The following topics are areas/body systems that need to regularly be assessed in a patient after Fontan. Your cardiologist should monitor and you should report any symptoms associated with these areas:

  • Atrioventricular valve regurgitation – the valve between your atrium (upper chamber) and ventricle (lower chamber) can have problems due to leaking.
  • Arrhythmias – You may or may not feel palpitations (your heart beating fast or irregularly). This can lead to shortness of breath, lightheadedness, or passing out.
  • Brain and Neurocognitive Development – Several factors contribute to brain and neurocognitive development, which put the patient after Fontan at increased risk for deficits. Early testing and intervention help identify tools needed to optimize the Fontan patient’s potential.
  • Cyanosis – Your cardiologist will monitor your oxygen saturation. After Fontan operations, the typical person has an oxygen saturation of 90-94%. If it is lower, you are “blue” or more cyanotic. This can lead to complications and the cardiologist may discuss further testing, such as cardiac catheterization.
  • Exercise and FitnessExercise is essential for patients after Fontan!!!! Overweight Fontan patients do not do well long term. Regular exercise and fitness will help the Fontan patient grow, develop, and maintain good bone health, Be sure to discuss specifics with your cardiologist.
  • Ventricular dysfunction – Ventricular function is generally assessed on echocardiogram, or other imaging testing. If your ventricular function decreases, your medications may need to increase or change.
  • Protein-losing enteropathy (PLE) & Plastic bronchitis – PLE is the abnormal loss of protein from the body, usually in your stool. Plastic bronchitis causes a thick material to build up in the breathing tubes of the lungs causing a chronic productive cough and increased cyanosis.
  • Renal dysfunction – Fontan circulation, toxic medications, and many surgeries can lead to decreased kidney function.
  • Contraception and Pregnancy – Early identification of whether a female Fontan patient should become pregnant is essential. Preventing a pregnancy by prescribing low-risk contraception is also crucial, as well as genetic counseling. ALL women with a Fontan need to discuss these issues with their cardiologist BEFORE thinking about becoming pregnant.

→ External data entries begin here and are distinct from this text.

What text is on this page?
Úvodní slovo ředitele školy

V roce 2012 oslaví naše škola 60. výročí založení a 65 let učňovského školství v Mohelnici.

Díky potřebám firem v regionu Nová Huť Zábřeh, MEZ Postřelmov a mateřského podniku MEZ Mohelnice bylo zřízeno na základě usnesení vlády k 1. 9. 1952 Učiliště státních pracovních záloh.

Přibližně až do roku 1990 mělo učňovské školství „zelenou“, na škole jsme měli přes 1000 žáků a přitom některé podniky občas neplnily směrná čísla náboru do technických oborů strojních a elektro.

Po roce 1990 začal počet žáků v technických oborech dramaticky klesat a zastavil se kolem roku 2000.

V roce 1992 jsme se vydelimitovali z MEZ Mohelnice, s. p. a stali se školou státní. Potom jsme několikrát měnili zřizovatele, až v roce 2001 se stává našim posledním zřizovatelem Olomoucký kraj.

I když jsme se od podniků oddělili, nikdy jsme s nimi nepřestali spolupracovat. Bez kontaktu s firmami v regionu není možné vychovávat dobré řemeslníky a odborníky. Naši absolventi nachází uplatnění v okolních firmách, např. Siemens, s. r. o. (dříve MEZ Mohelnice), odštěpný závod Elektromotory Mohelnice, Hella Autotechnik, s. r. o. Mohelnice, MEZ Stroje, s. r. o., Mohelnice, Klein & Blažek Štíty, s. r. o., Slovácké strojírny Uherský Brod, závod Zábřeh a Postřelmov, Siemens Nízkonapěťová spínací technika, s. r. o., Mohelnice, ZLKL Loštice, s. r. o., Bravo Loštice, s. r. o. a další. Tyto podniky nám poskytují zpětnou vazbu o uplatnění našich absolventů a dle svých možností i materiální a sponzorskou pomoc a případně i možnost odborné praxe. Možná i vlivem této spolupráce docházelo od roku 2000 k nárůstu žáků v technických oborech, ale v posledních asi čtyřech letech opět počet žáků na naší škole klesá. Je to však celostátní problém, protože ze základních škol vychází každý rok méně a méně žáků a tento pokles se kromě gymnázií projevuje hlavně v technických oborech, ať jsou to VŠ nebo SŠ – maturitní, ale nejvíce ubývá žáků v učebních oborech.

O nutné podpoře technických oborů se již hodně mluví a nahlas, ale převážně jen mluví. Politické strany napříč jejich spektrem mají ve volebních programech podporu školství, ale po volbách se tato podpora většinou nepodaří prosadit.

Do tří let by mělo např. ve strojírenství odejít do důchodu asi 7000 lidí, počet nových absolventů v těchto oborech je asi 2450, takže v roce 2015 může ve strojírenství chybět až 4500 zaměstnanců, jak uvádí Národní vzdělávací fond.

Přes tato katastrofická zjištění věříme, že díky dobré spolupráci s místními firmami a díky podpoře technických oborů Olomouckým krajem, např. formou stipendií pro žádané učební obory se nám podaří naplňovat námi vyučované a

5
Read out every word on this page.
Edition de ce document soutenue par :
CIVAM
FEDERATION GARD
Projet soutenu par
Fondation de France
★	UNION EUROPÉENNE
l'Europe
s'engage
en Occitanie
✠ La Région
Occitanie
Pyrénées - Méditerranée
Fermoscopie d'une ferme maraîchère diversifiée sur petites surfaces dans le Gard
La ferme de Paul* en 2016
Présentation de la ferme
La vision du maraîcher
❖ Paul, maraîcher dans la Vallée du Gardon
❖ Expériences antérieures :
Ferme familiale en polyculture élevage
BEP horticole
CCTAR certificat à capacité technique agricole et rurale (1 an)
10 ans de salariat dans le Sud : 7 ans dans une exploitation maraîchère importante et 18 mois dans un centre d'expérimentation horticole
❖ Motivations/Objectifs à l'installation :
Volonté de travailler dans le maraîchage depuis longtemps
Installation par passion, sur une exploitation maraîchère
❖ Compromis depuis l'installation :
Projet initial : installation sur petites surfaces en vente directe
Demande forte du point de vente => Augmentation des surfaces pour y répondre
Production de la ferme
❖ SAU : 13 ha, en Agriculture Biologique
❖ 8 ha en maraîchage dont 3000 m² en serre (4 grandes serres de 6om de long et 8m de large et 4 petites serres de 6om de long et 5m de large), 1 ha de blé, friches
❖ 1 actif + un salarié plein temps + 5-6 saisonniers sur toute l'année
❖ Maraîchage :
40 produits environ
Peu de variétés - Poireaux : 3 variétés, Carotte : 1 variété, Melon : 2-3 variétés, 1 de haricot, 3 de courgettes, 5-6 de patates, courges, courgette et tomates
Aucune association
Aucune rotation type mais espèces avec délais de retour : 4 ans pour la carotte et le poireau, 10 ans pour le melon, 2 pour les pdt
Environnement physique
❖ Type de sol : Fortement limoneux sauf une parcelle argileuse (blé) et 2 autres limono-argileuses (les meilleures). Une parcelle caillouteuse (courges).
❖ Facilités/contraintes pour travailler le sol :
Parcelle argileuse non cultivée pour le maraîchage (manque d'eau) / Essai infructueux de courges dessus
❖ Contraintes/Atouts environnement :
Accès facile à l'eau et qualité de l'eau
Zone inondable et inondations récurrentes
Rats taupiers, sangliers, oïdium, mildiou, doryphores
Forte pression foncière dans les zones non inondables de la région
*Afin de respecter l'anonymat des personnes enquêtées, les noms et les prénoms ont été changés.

Other adult illnesses: Just like other adults, the adult patient after Fontan will encounter other health problems: gall bladder issues, appendicitis, orthopedic issues, and gastrointestinal issues to name a few. How should they be handled? Make sure your cardiologist is always involved, and that any provider who cares for you has your complete and current medical history.

Converting YOUR Fontan: Was your Fontan completed before 1990? You may be a candidate for a revision of that surgery.

Transplantation: Though it is something no one likes to think about, cardiac transplantation can be an option for the failing Fontan, especially for those suffering from PLE. Your cardiologist should monitor your heart function to incorporate all other possible treatments to delay or prevent the need for transplant. However, if transplant is needed, your cardiologist should have an open and honest discussion with you about which hospitals specialize in transplant and have the highest volumes and best outcomes.